Upending Certain Marriage Traditions
In the beginning phase of wedding planning, Victoria said she had no interest whatsoever in a bridal shower. Firstly, it would be difficult for her mother and sister to come to America for such an event so close to the wedding date.
And, secondly, she asked, “Why?”
I’ve been to precisely one co-ed bridal shower in my life, and that statistic will hold. Seriously, is there anything worse than gaping at someone open presents for two hours while the rest of us hoot and “aww”? Vicky isn’t one for the center spotlight anyway, from which follows that an American-style bridal shower will be absent from our wedding planning. Why women continue to endure these events I may never know.
No Garter Toss or First Dance With Pop
At a recent wedding, Victoria beheld, for the first time, the traditional removal of the bride’s garter by her new husband. “Oh no, no, no, no!” she screamed in my ear. “I am NOT doing that!”
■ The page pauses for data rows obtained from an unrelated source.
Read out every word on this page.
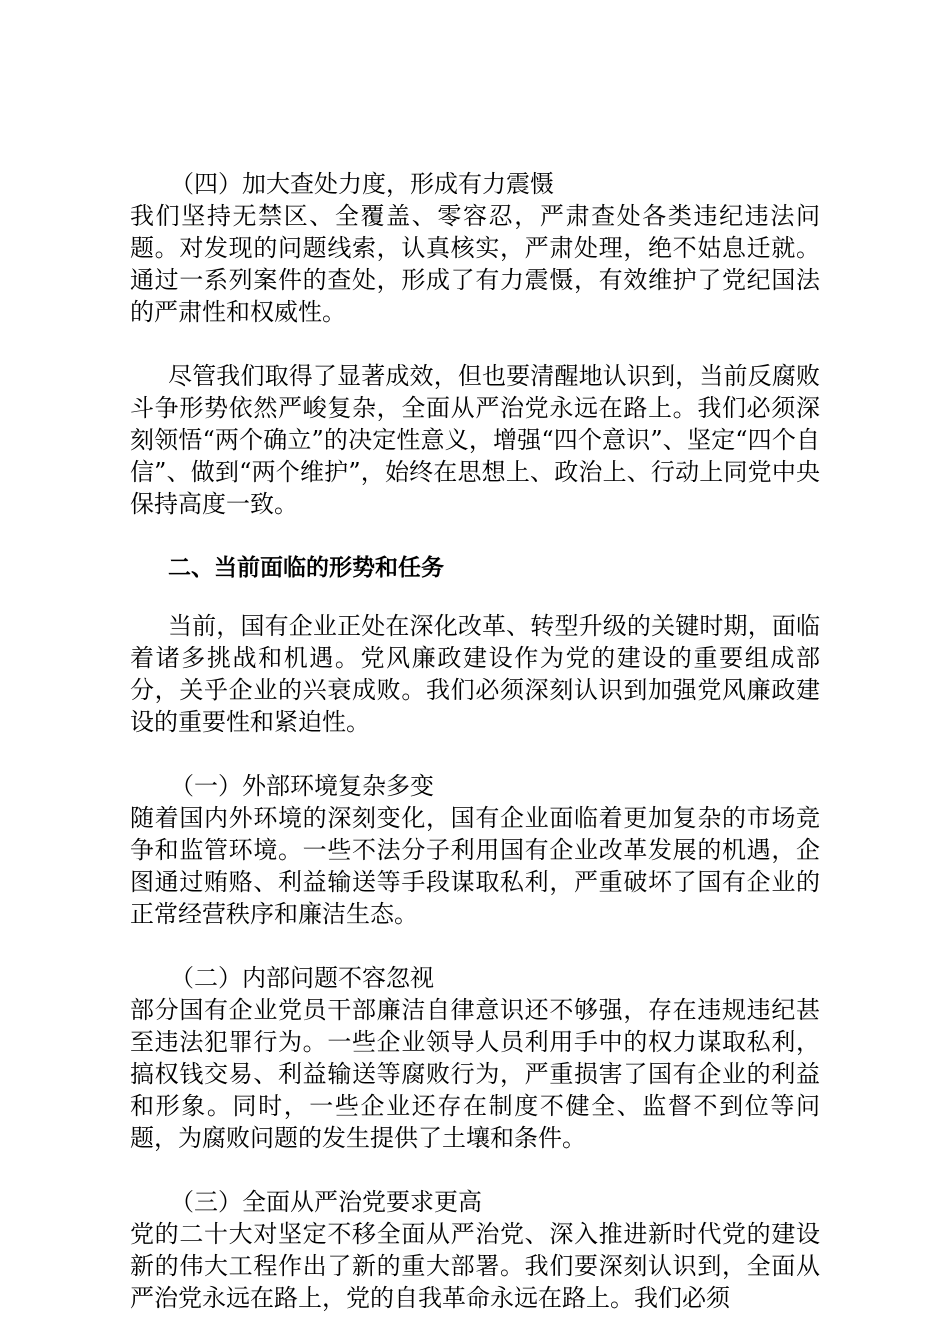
（四）加大查处力度，形成有力震慑

我们坚持无禁区、全覆盖、零容忍，严肃查处各类违纪违法问题。对发现的问题线索，认真核实，严肃处理，绝不姑息迁就。通过一系列案件的查处，形成了有力震慑，有效维护了党纪国法的严肃性和权威性。

尽管我们取得了显著成效，但也要清醒地认识到，当前反腐败斗争形势依然严峻复杂，全面从严治党永远在路上。我们必须深刻领悟“两个确立”的决定性意义，增强“四个意识”、坚定“四个自信”、做到“两个维护”，始终在思想上、政治上、行动上同党中央保持高度一致。

二、当前面临的形势和任务

当前，国有企业正处在深化改革、转型升级的关键时期，面临着诸多挑战和机遇。党风廉政建设作为党的建设的重要组成部分，关乎企业的兴衰成败。我们必须深刻认识到加强党风廉政建设的重要性和紧迫性。

（一）外部环境复杂多变

随着国内外环境的深刻变化，国有企业面临着更加复杂的市场竞争和监管环境。一些不法分子利用国有企业改革发展的机遇，企图通过贿赂、利益输送等手段谋取私利，严重破坏了国有企业的正常经营秩序和廉洁生态。

（二）内部问题不容忽视

部分国有企业党员干部廉洁自律意识还不够强，存在违规违纪甚至违法犯罪行为。一些企业领导人员利用手中的权力谋取私利，搞权钱交易、利益输送等腐败行为，严重损害了国有企业的利益和形象。同时，一些企业还存在制度不健全、监督不到位等问题，为腐败问题的发生提供了土壤和条件。

（三）全面从严治党要求更高

党的二十大对坚定不移全面从严治党、深入推进新时代党的建设新的伟大工程作出了新的重大部署。我们要深刻认识到，全面从严治党永远在路上，党的自我革命永远在路上。我们必须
Furthermore, when discussing which traditions to make a part of our big day, her brow furrowed when I told her it’s typical in America for the bride to dance with her father. “My father and I have never danced together in our lives,” she said, “and I don’t think we should start on such a momentous occasion.”
Even if we nix the bride-father dance, I can’t see my mother being at all cool with the groom-mother analogue. We’ll have to figure this one out together.
Most American weddings I’ve attended feature a toast from the best man and maid/matron of honor. Vicky told me that in England, standard operating procedure adds both the father of the bride and the groom himself to the list of speakers — and the groom usually goes last.
No pressure, right?
I’ve been a best man, for which I spent months practicing and refining my speech, but ultimately, it was someone else's day. Now, I’ll be shouldered with the burden of capping the well wishes of a brand-new transatlantic married couple before friends, family and relatives.
It’s a good thing I have well over a year to get my chips — er, “crisps” — in a row.